Complicated Grief

Complicated grief… a phrase I have heard for years… especially as a counselor… yet I never really understood it until the last few months… until I started to live complicated grief.

If I am honest, I thought by my mom dying by suicide it made it complicated, and it did, yet it got even more complicated the older I got. My mom died over 23 years ago. I was 19 and I walked through the grief journey as best I could. I learned to make my way through a life without a mom. I worked through feeling like my mom abandoned me. I sought counseling when the feelings of guilt I pushed aside finally come to light. I felt I was doing all the work. I was in counseling for years. I journaled. I was self-aware. I was honest. But nothing prepared me for this last few months. Nothing prepared me for the complexity.

October 2, 2021, my step-mom died suddenly. She had been married to my dad for 17 years. My dad has been devastated and his world turned upside down. Unlike 23 years ago when my mom died, I am in a place to be with my dad, to help, to support. And what a gift it has been.

What I never expected was the resurgence of grief I would feel for my mom with the death of my step-mom. I never knew the wounds of my heart could be opened in the way they have. I wasn’t prepared, and for anyone who knows me, I like to be prepared… I wasn’t prepared for this, my heart was not ready.

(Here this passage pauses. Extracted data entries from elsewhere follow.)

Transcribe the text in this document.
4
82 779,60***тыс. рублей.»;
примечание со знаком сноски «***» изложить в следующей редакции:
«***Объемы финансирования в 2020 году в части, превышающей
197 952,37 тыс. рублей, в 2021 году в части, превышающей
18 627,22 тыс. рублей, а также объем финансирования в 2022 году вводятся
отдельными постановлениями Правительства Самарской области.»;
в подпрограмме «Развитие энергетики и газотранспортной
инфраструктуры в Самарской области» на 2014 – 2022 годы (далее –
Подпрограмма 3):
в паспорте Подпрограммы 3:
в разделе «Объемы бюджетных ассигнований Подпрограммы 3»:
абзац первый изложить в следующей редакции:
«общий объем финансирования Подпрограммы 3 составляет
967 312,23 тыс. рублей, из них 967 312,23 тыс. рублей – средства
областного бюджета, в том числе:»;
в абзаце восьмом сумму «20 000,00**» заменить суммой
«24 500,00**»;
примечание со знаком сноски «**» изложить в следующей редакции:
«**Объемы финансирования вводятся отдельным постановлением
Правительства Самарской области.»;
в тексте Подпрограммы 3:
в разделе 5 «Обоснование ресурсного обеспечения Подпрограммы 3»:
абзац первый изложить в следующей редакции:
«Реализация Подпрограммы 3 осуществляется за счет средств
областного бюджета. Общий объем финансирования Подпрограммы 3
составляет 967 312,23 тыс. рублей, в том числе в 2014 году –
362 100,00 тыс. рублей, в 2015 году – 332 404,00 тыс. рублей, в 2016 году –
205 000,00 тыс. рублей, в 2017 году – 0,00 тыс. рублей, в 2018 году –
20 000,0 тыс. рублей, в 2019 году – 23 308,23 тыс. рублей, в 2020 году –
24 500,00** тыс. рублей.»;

Keaton has grown up knowing my mom is not here… along the road he asked about her.. almost four years ago was a conversation I had dreaded… each step of the way, I have processed and learned along side Keaton. I have done the best I can with helping him to know the woman who impacted me so much.. the woman he will never know.

What I wasn’t prepared for is helping him grieve his Nana as I realize he will never grieve, know the person I called mom. I was not prepared for this complexity of grief. I was not prepared for him missing someone who played such an important part in his life, while I grieved him never knowing the woman I wanted to be his grandmother. I was not prepared for the pain this caused me deep in my soul. I was not prepared to grieve the relationship he would never have with my mom.

At first I felt guilty for these feelings, but at some point I realized and accepted my feelings are my reality and right now they are so complicated. We want life to be simple and free of complexity, but that is not reality. The more we live life, the more we realize, the more we accept the complexity, the more we realize the complexity not only is the grief, but also the blessing… we can’t have one without the other.